Kami kemudian diarahkan melalui jalur khusus. Pengunjung tidak diperbolehkan bersinggungan langsung dengan proses pencetakan. Jalur pegawai tidak boleh sama dengan jalur tamu. Pegawai diperiksa saat masuk dan keluar. Mereka mengenakan pakaian kerja khusus dan diawasi oleh sistem keamanan berlapis sebagai SOP di dalam gedung pencetakan uang ini.
Pengunjung hanya punya akses menuju lantai II. Dari sanalah, kita menyusuri ruangan kaca, yang dibawahnya bisa dilihat pegawai Peruri dengan seluruh tahapan proses produksi uang rupiah, layaknya melihat ikan dalam akuarium. Uang tidak dicetak sembarangan. Prosesnya dimulai dari ruang desain, tempat para pendesain uang bekerja menciptakan gambar, angka, hingga hologram yang menyulitkan pemalsuan. Desain yang sudah disetujui Bank Indonesia kemudian masuk tahap pemelatan sebelum dicetak.
Kami menyaksikan bagaimana mesin-mesin raksasa buatan Jerman dan Jepang bekerja, mencetak uang. Dari tumpukan kertas kosong berselimut pengamanan tinggi ditransformasi menjadi lembaran rupiah. Setiap ruang adalah setiap tahapan hingga ke ruang terakhir yang memastikan seluruh pencetakan uang. “Semua proses ini diawasi ketat,” ucap sang pemandu dengan sabar kepada pengunjung.
Sebutnya setiap lembar harus sesuai jumlah lembaran uang yang tercetak tak boleh lebih, apalagi kurang.
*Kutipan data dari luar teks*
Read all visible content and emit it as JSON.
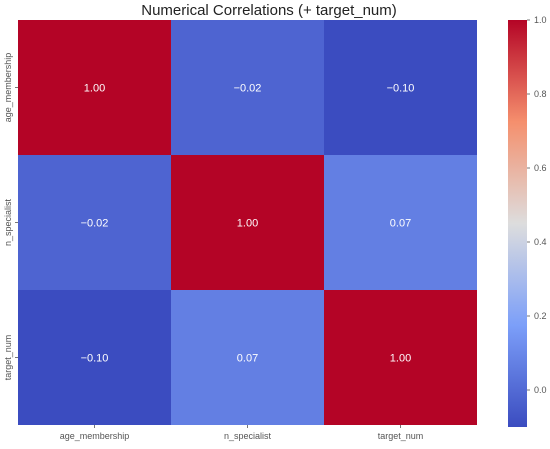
{
  "chart_data": {
    "type": "heatmap",
    "title": "Numerical Correlations (+ target_num)",
    "x_labels": [
      "age_membership",
      "n_specialist",
      "target_num"
    ],
    "y_labels": [
      "age_membership",
      "n_specialist",
      "target_num"
    ],
    "values": [
      [
        1.0,
        -0.02,
        -0.1
      ],
      [
        -0.02,
        1.0,
        0.07
      ],
      [
        -0.1,
        0.07,
        1.0
      ]
    ],
    "value_labels": [
      [
        "1.00",
        "−0.02",
        "−0.10"
      ],
      [
        "−0.02",
        "1.00",
        "0.07"
      ],
      [
        "−0.10",
        "0.07",
        "1.00"
      ]
    ],
    "colorbar": {
      "vmin": -0.1,
      "vmax": 1.0,
      "ticks": [
        0.0,
        0.2,
        0.4,
        0.6,
        0.8,
        1.0
      ],
      "tick_labels": [
        "0.0",
        "0.2",
        "0.4",
        "0.6",
        "0.8",
        "1.0"
      ]
    },
    "colormap": "coolwarm",
    "annotations": true,
    "grid": false
  }
}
Hasil cetakan yang cacat sedikit pun, meski hampir tak kasat mata, diberi tanda untuk diserahkan kembali ke Bank Indonesia untuk dimusnahkan. “Misalnya ada gambar atau garis kecil yang tidak tercetak sempurna, itu tetap dianggap gagal. Semua jumlahnya yang tercetak sempurna dan tidak sempurna dicatat dan dilaporkan ke Bank Indonesia,” ujar sang pemandu.
Sambil berjalan sangat pemandu mengungpkan proses pencetakan uang memakan waktu 21 hari hingga benar-benar diserahkan ke Bank Indonesia untuk diedarkan. “Bukan hanya karena teknis mesin, tetapi karena tinta yang digunakan pun sangat spesifik. Pewarnanya tidak dijual bebas, hanya dipasok oleh vendor luar negeri yang ditunjuk. Ketahanan warnanya telah teruji tak luntur dan tahan suhu ekstrem,” jelasnya sambil jalan.
Jelasnya pencetakan uang menjadikan rupiah sebagai salah satu mata uang dengan tingkat keamanan tertinggi di dunia. Bahkan desain rupiah masuk daftar mata uang terumit secara artistik dan teknis.
Uniknya, semua pekerja Peruri harus Warga Negara Indonesia. Tak satu pun pekerja asing diperbolehkan terlibat, meskipun bidang pekerjaannya termasuk sangat teknis dan kompleks. Sebab mencetak uang bukan sekadar soal produksi, ini soal kedaulatan bangsa.